Food Business News reports that “a growing number of snack makers in the United States are adding biltong to their product lines or focusing exclusively on biltong production.”
We knew it wasn’t going to be long before the world embraced our favourite meaty tidbit. Could the hype be thanks to Stryve Biltong which took over two American biltong companies that were started by South African expat families? Whatever the reason, we’re happy that it’s getting time to shine. Even Phil Lempert, the ‘supermarket guru’ acknowledged biltong (and South Africa!) on Twitter the other day.
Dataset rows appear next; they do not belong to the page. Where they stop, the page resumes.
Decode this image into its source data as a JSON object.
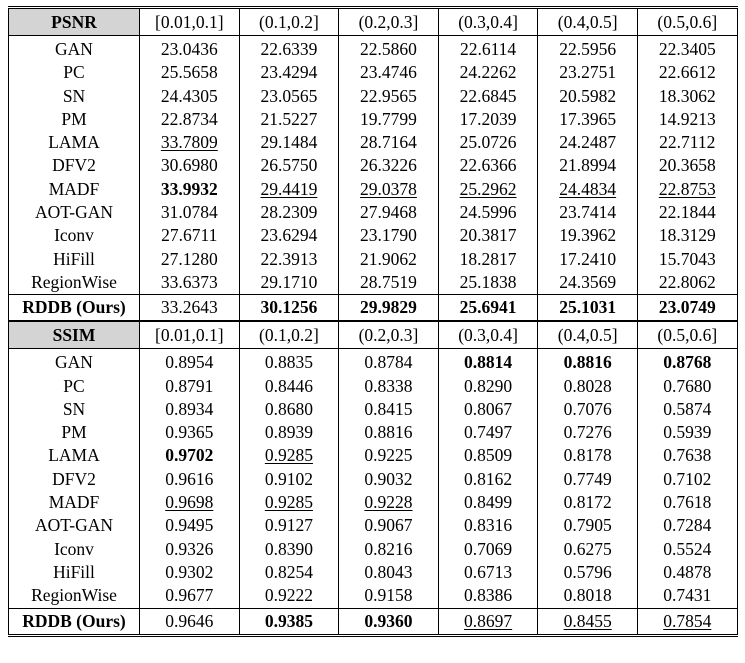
{
  "psnr": {
    "label": "PSNR",
    "columns": [
      "[0.01,0.1]",
      "(0.1,0.2]",
      "(0.2,0.3]",
      "(0.3,0.4]",
      "(0.4,0.5]",
      "(0.5,0.6]"
    ],
    "rows": [
      {
        "name": "GAN",
        "values": [
          "23.0436",
          "22.6339",
          "22.5860",
          "22.6114",
          "22.5956",
          "22.3405"
        ],
        "bold": [],
        "underline": []
      },
      {
        "name": "PC",
        "values": [
          "25.5658",
          "23.4294",
          "23.4746",
          "24.2262",
          "23.2751",
          "22.6612"
        ],
        "bold": [],
        "underline": []
      },
      {
        "name": "SN",
        "values": [
          "24.4305",
          "23.0565",
          "22.9565",
          "22.6845",
          "20.5982",
          "18.3062"
        ],
        "bold": [],
        "underline": []
      },
      {
        "name": "PM",
        "values": [
          "22.8734",
          "21.5227",
          "19.7799",
          "17.2039",
          "17.3965",
          "14.9213"
        ],
        "bold": [],
        "underline": []
      },
      {
        "name": "LAMA",
        "values": [
          "33.7809",
          "29.1484",
          "28.7164",
          "25.0726",
          "24.2487",
          "22.7112"
        ],
        "bold": [],
        "underline": [
          0
        ]
      },
      {
        "name": "DFV2",
        "values": [
          "30.6980",
          "26.5750",
          "26.3226",
          "22.6366",
          "21.8994",
          "20.3658"
        ],
        "bold": [],
        "underline": []
      },
      {
        "name": "MADF",
        "values": [
          "33.9932",
          "29.4419",
          "29.0378",
          "25.2962",
          "24.4834",
          "22.8753"
        ],
        "bold": [
          0
        ],
        "underline": [
          1,
          2,
          3,
          4,
          5
        ]
      },
      {
        "name": "AOT-GAN",
        "values": [
          "31.0784",
          "28.2309",
          "27.9468",
          "24.5996",
          "23.7414",
          "22.1844"
        ],
        "bold": [],
        "underline": []
      },
      {
        "name": "Iconv",
        "values": [
          "27.6711",
          "23.6294",
          "23.1790",
          "20.3817",
          "19.3962",
          "18.3129"
        ],
        "bold": [],
        "underline": []
      },
      {
        "name": "HiFill",
        "values": [
          "27.1280",
          "22.3913",
          "21.9062",
          "18.2817",
          "17.2410",
          "15.7043"
        ],
        "bold": [],
        "underline": []
      },
      {
        "name": "RegionWise",
        "values": [
          "33.6373",
          "29.1710",
          "28.7519",
          "25.1838",
          "24.3569",
          "22.8062"
        ],
        "bold": [],
        "underline": []
      }
    ],
    "ours": {
      "name": "RDDB (Ours)",
      "values": [
        "33.2643",
        "30.1256",
        "29.9829",
        "25.6941",
        "25.1031",
        "23.0749"
      ],
      "bold": [
        1,
        2,
        3,
        4,
        5
      ],
      "underline": []
    }
  },
  "ssim": {
    "label": "SSIM",
    "columns": [
      "[0.01,0.1]",
      "(0.1,0.2]",
      "(0.2,0.3]",
      "(0.3,0.4]",
      "(0.4,0.5]",
      "(0.5,0.6]"
    ],
    "rows": [
      {
        "name": "GAN",
        "values": [
          "0.8954",
          "0.8835",
          "0.8784",
          "0.8814",
          "0.8816",
          "0.8768"
        ],
        "bold": [
          3,
          4,
          5
        ],
        "underline": []
      },
      {
        "name": "PC",
        "values": [
          "0.8791",
          "0.8446",
          "0.8338",
          "0.8290",
          "0.8028",
          "0.7680"
        ],
        "bold": [],
        "underline": []
      },
      {
        "name": "SN",
        "values": [
          "0.8934",
          "0.8680",
          "0.8415",
          "0.8067",
          "0.7076",
          "0.5874"
        ],
        "bold": [],
        "underline": []
      },
      {
        "name": "PM",
        "values": [
          "0.9365",
          "0.8939",
          "0.8816",
          "0.7497",
          "0.7276",
          "0.5939"
        ],
        "bold": [],
        "underline": []
      },
      {
        "name": "LAMA",
        "values": [
          "0.9702",
          "0.9285",
          "0.9225",
          "0.8509",
          "0.8178",
          "0.7638"
        ],
        "bold": [
          0
        ],
        "underline": [
          1
        ]
      },
      {
        "name": "DFV2",
        "values": [
          "0.9616",
          "0.9102",
          "0.9032",
          "0.8162",
          "0.7749",
          "0.7102"
        ],
        "bold": [],
        "underline": []
      },
      {
        "name": "MADF",
        "values": [
          "0.9698",
          "0.9285",
          "0.9228",
          "0.8499",
          "0.8172",
          "0.7618"
        ],
        "bold": [],
        "underline": [
          0,
          1,
          2
        ]
      },
      {
        "name": "AOT-GAN",
        "values": [
          "0.9495",
          "0.9127",
          "0.9067",
          "0.8316",
          "0.7905",
          "0.7284"
        ],
        "bold": [],
        "underline": []
      },
      {
        "name": "Iconv",
        "values": [
          "0.9326",
          "0.8390",
          "0.8216",
          "0.7069",
          "0.6275",
          "0.5524"
        ],
        "bold": [],
        "underline": []
      },
      {
        "name": "HiFill",
        "values": [
          "0.9302",
          "0.8254",
          "0.8043",
          "0.6713",
          "0.5796",
          "0.4878"
        ],
        "bold": [],
        "underline": []
      },
      {
        "name": "RegionWise",
        "values": [
          "0.9677",
          "0.9222",
          "0.9158",
          "0.8386",
          "0.8018",
          "0.7431"
        ],
        "bold": [],
        "underline": []
      }
    ],
    "ours": {
      "name": "RDDB (Ours)",
      "values": [
        "0.9646",
        "0.9385",
        "0.9360",
        "0.8697",
        "0.8455",
        "0.7854"
      ],
      "bold": [
        1,
        2
      ],
      "underline": [
        3,
        4,
        5
      ]
    }
  }
}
How cool?
Evidently, one of the things that Americans like about biltong is its high protein content – which is about 30g of protein per 100g, making it a go-to option for athletes, bodybuilders, Keto devotees and even just the general Joe wanting to get more protein in his or her diet.
A Google search will leave you with a rather long list of American biltong producers…but are they any good? I had the chance to taste some in December while I was visiting San Diego and it was spot on. It was called California Biltong, made in the seaside town of Solana Beach. Apparently it’s very popular among the rugby players (a growing sport in the US).
I’m all for biltong being the new ‘it’ food abroad. My only hope is that they don’t adulterate it with something like a ‘chocolate chip cookie dough’ flavour.